Library Futures handed out inexpensive zines as well, including a Know Your Rights information kit and Controlled Chaos, a collection of writing compiled by incarcerated workers at San Quentin Prison Library. LF director Jennie Rose Halperin also had plenty to say about e-books, and announced that LF has received a $2.5 million grant from the Arcadia Foundation that will enable them to hire a staff attorney, specializing in contracts and ethical collection development. “We will be your lawyers, and we will negotiate the contracts on your behalf,” said Halperin, adding that “it’s a really cool project” set to take place over four years.
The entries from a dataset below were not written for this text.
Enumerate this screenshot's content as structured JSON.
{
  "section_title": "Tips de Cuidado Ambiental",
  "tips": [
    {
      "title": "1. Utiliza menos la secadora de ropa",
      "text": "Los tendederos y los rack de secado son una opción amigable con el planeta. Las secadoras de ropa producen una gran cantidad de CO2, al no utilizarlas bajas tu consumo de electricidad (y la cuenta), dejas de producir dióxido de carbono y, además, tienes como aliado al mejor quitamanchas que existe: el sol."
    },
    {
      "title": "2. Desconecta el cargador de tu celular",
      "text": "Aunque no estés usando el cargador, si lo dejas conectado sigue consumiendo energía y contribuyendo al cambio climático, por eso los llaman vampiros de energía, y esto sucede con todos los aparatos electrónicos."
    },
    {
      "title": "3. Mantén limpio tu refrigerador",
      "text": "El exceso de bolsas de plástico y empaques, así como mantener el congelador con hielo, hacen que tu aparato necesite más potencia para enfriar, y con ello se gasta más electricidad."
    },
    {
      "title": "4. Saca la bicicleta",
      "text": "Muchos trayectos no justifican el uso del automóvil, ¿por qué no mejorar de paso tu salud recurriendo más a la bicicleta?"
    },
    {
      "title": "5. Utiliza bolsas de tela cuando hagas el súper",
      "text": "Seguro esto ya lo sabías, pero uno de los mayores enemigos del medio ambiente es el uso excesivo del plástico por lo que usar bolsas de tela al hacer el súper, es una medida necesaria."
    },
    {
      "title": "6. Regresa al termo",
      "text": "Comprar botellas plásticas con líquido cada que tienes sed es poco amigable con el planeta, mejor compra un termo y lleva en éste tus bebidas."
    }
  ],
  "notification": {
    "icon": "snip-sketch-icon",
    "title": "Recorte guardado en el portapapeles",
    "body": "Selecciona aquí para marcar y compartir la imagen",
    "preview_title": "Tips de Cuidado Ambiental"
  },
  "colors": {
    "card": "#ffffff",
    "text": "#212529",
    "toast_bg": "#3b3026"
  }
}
Reichert, of the University of Virginia Library and the tech trends session, said that in addition to QR code proliferation, she’s seen an uptick in zines from resources such as Zine Bakery. “The heart of zine culture is collaboration and community, things we long for,” plus “a resistance to traditional power system,” Reichert said. Because zines are “usually passed physically hand to hand,” she added, they represent an “inherent human connection,” plus “privacy and anonymity” disconnected from digital technology.